Das aves aos morcegos, Bragança vai estudar o impacto do eclipse nos animais | Créditos: Envato Images
Mundo Animal

Dia 12 de agosto há um novo eclipse solar e Bragança vai estudar o impacto do fenómeno nos animais

Em Bragança, uma equipa de investigadores vai aproveitar o eclipse solar total de 12 de agosto, para estudar como reagem aves, morcegos e outros animais.


O eclipse solar total de 12 de agosto promete atrair milhares de pessoas a Bragança para assistir a um dos fenómenos astronómicos mais marcantes das últimas décadas. Mas, enquanto muitos vão olhar para o céu, uma equipa do Instituto Politécnico de Bragança estará com os olhos (e os ouvidos) postos nos animais. O objetivo é perceber de que forma aves, morcegos e outros mamíferos reagem quando a luz do dia desaparece subitamente durante alguns minutos.

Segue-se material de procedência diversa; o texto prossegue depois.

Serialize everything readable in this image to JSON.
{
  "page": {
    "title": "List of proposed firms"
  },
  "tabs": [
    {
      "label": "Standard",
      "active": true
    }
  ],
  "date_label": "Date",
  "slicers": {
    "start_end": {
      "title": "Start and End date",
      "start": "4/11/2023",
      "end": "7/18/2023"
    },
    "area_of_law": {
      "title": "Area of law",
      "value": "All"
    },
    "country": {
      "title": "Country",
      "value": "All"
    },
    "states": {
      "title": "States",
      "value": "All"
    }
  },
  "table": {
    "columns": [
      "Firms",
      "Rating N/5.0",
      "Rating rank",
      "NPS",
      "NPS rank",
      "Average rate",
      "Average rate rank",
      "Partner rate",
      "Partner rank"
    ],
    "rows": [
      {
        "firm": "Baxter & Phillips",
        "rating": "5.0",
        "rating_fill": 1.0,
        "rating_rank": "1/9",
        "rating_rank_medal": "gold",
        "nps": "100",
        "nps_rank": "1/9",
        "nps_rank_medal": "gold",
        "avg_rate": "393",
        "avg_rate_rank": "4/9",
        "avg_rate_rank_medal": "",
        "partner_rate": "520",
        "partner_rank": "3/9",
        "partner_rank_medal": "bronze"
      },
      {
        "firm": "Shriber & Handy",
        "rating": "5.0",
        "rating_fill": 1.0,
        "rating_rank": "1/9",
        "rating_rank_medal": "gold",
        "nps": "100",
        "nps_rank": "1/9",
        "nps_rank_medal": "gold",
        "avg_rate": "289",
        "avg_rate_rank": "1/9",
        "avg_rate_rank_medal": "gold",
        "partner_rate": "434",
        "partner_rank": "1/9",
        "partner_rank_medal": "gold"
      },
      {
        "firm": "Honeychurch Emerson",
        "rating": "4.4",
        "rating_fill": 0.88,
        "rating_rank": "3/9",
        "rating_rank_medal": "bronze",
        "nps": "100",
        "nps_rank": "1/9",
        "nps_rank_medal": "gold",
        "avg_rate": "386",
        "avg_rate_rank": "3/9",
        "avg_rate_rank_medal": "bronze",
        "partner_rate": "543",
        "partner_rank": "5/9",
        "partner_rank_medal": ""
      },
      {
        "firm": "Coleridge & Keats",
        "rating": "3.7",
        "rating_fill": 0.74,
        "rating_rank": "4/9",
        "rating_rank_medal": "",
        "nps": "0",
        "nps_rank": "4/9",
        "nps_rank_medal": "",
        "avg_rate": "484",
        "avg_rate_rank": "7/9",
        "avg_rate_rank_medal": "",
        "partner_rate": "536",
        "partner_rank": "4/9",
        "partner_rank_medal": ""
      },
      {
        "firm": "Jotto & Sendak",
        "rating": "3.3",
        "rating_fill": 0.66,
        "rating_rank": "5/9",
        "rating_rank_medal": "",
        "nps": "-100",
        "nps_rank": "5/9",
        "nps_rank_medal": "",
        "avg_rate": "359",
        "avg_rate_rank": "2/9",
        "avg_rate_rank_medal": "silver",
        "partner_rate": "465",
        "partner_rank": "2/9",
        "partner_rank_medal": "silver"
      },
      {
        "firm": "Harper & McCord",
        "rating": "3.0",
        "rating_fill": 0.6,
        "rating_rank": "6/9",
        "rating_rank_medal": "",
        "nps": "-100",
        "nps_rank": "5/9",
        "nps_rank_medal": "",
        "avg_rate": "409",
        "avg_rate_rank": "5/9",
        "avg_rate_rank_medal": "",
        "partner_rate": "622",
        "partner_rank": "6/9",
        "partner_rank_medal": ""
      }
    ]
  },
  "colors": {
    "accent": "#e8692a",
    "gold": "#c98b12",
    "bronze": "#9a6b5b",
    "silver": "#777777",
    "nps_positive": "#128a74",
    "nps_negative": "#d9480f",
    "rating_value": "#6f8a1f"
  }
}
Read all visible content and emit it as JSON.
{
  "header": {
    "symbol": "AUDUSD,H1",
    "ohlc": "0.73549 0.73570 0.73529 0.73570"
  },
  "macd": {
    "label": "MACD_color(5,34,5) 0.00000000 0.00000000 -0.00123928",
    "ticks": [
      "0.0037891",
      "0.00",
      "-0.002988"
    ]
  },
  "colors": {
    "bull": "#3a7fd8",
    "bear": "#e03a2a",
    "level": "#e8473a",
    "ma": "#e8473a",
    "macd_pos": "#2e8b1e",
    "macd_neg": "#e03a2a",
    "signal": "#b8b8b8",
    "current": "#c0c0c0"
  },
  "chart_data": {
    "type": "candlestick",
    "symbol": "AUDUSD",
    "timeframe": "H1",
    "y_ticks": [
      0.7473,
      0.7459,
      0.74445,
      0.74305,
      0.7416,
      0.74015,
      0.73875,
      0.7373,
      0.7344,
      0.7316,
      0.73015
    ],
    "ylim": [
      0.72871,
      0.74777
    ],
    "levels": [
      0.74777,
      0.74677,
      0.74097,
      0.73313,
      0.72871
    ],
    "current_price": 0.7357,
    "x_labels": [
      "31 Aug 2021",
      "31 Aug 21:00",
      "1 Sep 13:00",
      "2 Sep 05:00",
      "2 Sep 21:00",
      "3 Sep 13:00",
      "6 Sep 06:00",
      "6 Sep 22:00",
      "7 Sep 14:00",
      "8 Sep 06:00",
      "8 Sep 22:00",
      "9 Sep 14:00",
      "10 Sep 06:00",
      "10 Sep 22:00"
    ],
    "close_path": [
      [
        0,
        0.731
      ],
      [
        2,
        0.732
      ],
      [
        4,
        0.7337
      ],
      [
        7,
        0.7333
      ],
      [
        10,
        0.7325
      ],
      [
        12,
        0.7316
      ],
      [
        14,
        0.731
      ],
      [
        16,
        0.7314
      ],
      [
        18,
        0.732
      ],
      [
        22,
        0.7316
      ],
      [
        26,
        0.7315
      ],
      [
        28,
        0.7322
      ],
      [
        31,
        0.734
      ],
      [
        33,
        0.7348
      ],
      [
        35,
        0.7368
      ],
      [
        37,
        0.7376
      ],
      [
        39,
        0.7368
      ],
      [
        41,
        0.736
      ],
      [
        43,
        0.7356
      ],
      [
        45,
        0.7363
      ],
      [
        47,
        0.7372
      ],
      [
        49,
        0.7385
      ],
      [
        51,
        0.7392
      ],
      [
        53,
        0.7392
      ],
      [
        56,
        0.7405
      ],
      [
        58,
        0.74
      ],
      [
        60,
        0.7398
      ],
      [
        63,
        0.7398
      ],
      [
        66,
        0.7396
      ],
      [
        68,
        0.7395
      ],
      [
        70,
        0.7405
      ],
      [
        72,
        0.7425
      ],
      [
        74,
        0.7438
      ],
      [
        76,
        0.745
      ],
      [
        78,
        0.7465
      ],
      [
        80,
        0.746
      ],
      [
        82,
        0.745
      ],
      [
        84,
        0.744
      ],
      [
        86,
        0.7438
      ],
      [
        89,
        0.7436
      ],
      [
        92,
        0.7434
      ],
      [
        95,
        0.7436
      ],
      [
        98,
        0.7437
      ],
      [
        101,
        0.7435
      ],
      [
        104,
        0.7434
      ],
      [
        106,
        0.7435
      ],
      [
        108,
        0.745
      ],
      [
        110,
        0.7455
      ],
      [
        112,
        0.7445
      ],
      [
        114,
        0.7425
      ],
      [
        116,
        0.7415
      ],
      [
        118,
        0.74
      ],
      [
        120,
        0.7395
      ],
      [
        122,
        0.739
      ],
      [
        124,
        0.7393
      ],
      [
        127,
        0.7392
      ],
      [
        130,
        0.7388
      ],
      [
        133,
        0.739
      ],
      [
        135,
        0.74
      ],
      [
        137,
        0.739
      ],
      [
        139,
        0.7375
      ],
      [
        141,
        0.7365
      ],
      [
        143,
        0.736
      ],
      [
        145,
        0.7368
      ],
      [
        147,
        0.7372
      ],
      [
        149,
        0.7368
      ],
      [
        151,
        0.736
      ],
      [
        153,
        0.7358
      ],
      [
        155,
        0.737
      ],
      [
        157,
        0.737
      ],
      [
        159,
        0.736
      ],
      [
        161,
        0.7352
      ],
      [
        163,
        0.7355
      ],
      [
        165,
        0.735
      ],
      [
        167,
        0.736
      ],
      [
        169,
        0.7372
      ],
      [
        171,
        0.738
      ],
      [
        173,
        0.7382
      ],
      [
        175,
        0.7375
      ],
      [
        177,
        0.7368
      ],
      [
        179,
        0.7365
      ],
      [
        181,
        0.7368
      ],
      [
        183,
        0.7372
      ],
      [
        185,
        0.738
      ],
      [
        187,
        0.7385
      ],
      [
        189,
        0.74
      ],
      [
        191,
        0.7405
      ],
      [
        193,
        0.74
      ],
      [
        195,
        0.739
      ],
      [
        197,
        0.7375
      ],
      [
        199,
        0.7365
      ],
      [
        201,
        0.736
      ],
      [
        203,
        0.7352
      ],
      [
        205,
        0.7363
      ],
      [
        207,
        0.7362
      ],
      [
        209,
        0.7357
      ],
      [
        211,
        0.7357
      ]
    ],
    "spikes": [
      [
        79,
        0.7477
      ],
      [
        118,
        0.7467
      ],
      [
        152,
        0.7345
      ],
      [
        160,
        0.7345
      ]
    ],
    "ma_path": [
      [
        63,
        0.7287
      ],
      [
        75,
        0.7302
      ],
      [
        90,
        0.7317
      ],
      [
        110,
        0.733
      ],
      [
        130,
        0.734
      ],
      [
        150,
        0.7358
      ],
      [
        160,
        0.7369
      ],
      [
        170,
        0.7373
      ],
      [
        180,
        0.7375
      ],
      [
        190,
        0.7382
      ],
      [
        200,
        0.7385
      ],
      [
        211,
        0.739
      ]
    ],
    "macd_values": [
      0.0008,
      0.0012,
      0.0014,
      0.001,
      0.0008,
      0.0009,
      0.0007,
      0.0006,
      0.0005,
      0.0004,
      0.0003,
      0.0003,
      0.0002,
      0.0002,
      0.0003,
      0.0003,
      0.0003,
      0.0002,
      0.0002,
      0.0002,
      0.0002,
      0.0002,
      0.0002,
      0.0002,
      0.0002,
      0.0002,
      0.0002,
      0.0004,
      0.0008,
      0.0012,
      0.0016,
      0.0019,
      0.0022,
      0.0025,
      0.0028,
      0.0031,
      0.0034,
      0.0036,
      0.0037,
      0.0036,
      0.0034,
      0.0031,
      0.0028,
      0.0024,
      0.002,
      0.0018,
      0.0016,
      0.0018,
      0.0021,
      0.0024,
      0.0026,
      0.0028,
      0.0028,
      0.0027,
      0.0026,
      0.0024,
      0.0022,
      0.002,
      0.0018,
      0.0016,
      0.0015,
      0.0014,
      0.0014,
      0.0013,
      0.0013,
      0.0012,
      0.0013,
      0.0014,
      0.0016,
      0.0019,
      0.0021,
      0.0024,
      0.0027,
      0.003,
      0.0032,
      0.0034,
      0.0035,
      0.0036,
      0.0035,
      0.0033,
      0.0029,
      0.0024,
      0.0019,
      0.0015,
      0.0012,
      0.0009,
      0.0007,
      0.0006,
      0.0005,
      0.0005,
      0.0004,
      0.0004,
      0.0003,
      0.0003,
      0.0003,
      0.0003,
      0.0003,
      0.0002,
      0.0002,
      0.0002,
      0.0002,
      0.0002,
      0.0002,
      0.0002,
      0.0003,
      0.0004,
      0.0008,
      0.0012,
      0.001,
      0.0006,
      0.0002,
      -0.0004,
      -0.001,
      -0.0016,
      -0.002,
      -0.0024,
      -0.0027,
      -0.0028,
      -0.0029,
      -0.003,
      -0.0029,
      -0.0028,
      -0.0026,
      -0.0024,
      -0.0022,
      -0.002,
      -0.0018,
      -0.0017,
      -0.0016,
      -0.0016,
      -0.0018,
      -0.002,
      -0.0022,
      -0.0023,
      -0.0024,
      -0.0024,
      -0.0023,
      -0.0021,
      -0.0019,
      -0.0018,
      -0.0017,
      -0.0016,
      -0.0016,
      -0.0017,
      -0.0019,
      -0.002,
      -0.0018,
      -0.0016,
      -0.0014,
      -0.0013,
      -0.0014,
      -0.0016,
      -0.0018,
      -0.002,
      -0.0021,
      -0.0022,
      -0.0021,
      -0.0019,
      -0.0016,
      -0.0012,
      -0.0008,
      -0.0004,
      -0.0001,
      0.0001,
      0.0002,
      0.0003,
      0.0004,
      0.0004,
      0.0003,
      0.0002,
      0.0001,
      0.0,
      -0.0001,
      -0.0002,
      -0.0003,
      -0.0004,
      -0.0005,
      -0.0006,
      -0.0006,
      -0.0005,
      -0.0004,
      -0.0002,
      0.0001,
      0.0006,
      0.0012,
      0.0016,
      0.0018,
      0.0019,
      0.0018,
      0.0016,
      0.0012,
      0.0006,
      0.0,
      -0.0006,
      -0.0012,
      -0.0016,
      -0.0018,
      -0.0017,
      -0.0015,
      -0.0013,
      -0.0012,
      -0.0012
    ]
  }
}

A investigação será conduzida por especialistas da Escola Superior Agrária do Instituto Politécnico de Bragança, que irão instalar equipamentos de monitorização no Parque Natural de Montesinho, a única zona de Portugal Continental onde será possível observar a totalidade do eclipse. O estudo pretende recolher o maior número possível de dados sobre alterações de comportamento da fauna durante o fenómeno.

Segundo explicou o investigador Paulo Cortez à agência Lusa, a atenção estará especialmente centrada nas aves, uma vez que as vocalizações poderão revelar mudanças imediatas provocadas pela súbita escuridão. Para isso, serão utilizados gravadores capazes de captar frequências audíveis e ultrassónicas, permitindo também detetar eventuais alterações na atividade de morcegos, animais que normalmente apenas saem ao anoitecer.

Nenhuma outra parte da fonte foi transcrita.